Autumn DCX (Required)
A required course for all first year and pre-major students, the Autumn DCX will help students transition into UWB; develop skills in writing and communication, information literacy, quantitative literacy and academic integrity; and foster connections across academic disciplines and between the classroom and wider world.
- Recent class titles include: Philosophical Explorations of Science Fiction; The Art and Politics of Walking; Dead Things and the Art of Fear; Cooking, Community, and Communication; Music & Philosophy; and Zika and Other Viral Epidemics.
- Credits: 5-credits
Winter & Spring DCX
The Winter and Spring DCX courses continue the work begun in the Autumn DCX by challenging students to more-deeply explore areas of personal interest. While Winter DCX (focusing on research and collaboration skills) and Spring DCX (focusing on reflective practices) courses are not required, they count toward the general education requirements for graduation.
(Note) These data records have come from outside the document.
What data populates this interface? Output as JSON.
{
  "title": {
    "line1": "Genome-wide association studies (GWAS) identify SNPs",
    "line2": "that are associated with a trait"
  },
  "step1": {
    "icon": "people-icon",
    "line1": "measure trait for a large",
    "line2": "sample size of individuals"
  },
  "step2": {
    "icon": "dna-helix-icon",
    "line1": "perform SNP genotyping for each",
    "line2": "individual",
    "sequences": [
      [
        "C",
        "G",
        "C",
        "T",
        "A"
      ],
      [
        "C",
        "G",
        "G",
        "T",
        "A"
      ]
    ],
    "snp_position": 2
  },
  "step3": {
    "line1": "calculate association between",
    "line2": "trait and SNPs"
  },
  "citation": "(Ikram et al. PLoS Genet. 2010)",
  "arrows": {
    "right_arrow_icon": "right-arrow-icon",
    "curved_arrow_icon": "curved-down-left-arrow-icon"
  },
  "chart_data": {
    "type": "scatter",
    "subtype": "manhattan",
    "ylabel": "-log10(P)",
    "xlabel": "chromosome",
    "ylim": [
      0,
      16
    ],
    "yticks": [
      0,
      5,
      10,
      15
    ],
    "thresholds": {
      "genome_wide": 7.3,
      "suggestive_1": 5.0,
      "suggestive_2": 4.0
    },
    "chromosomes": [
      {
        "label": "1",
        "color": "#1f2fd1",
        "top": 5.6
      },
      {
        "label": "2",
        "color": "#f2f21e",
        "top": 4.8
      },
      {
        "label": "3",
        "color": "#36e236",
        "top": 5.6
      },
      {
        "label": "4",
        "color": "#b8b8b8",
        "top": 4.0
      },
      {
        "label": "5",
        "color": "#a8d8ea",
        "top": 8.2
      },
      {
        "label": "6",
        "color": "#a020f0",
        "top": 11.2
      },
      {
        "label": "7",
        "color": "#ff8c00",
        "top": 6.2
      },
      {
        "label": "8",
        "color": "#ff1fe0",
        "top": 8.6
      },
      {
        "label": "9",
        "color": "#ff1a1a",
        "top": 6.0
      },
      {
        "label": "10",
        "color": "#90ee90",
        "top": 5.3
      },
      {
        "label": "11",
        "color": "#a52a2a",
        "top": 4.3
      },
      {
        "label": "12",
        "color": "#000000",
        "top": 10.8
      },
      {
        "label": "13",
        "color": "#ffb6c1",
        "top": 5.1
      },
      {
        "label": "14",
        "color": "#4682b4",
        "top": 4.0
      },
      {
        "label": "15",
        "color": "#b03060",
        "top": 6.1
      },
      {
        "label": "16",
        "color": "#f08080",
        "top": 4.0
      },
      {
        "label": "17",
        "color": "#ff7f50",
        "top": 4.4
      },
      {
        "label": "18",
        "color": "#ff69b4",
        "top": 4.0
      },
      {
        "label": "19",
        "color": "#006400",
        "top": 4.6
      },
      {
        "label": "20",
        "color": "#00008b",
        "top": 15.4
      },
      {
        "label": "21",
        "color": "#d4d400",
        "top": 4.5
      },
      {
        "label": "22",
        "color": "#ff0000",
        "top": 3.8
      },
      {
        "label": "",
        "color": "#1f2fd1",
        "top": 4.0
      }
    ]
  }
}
- Recent class titles include: The Science and Medicine of Harry Potter; Disability Representation in Society; All Things…Crows; The Legal Case: Making Evidence Persuasive, Democracy, Politics, and Freedom; Chronic Toxicity and Health; Women’s Empowerment, and The Art of the Myth.
- Credits: 5-credits
The DCX Extensions courses can operate as further explorations of lower-division, prerequisite courses; or as stand-alone courses meant to foster reflection, engagement, or preparation. These courses are designed for pre-major students any time in their first two years at UWB.
These courses can be stand-alone or additions to common lower-division, prerequisite courses. These courses provide more in-depth and/or experiential work than standard introductory courses with a focus on a pre-major cohort. Content might focus on the history or keystone developments in the field, current research and developments in the field, a common book or community event, or guest speakers focused on a given topic.
DCX Reflect, Engage, Prepare:
These stand-alone courses guide students to learn more about career competencies in their area of interest through interaction with community, alumni, and/or campus connections. Students will learn tools and practices that help them to define goals and assess their skill development through reflection on their work.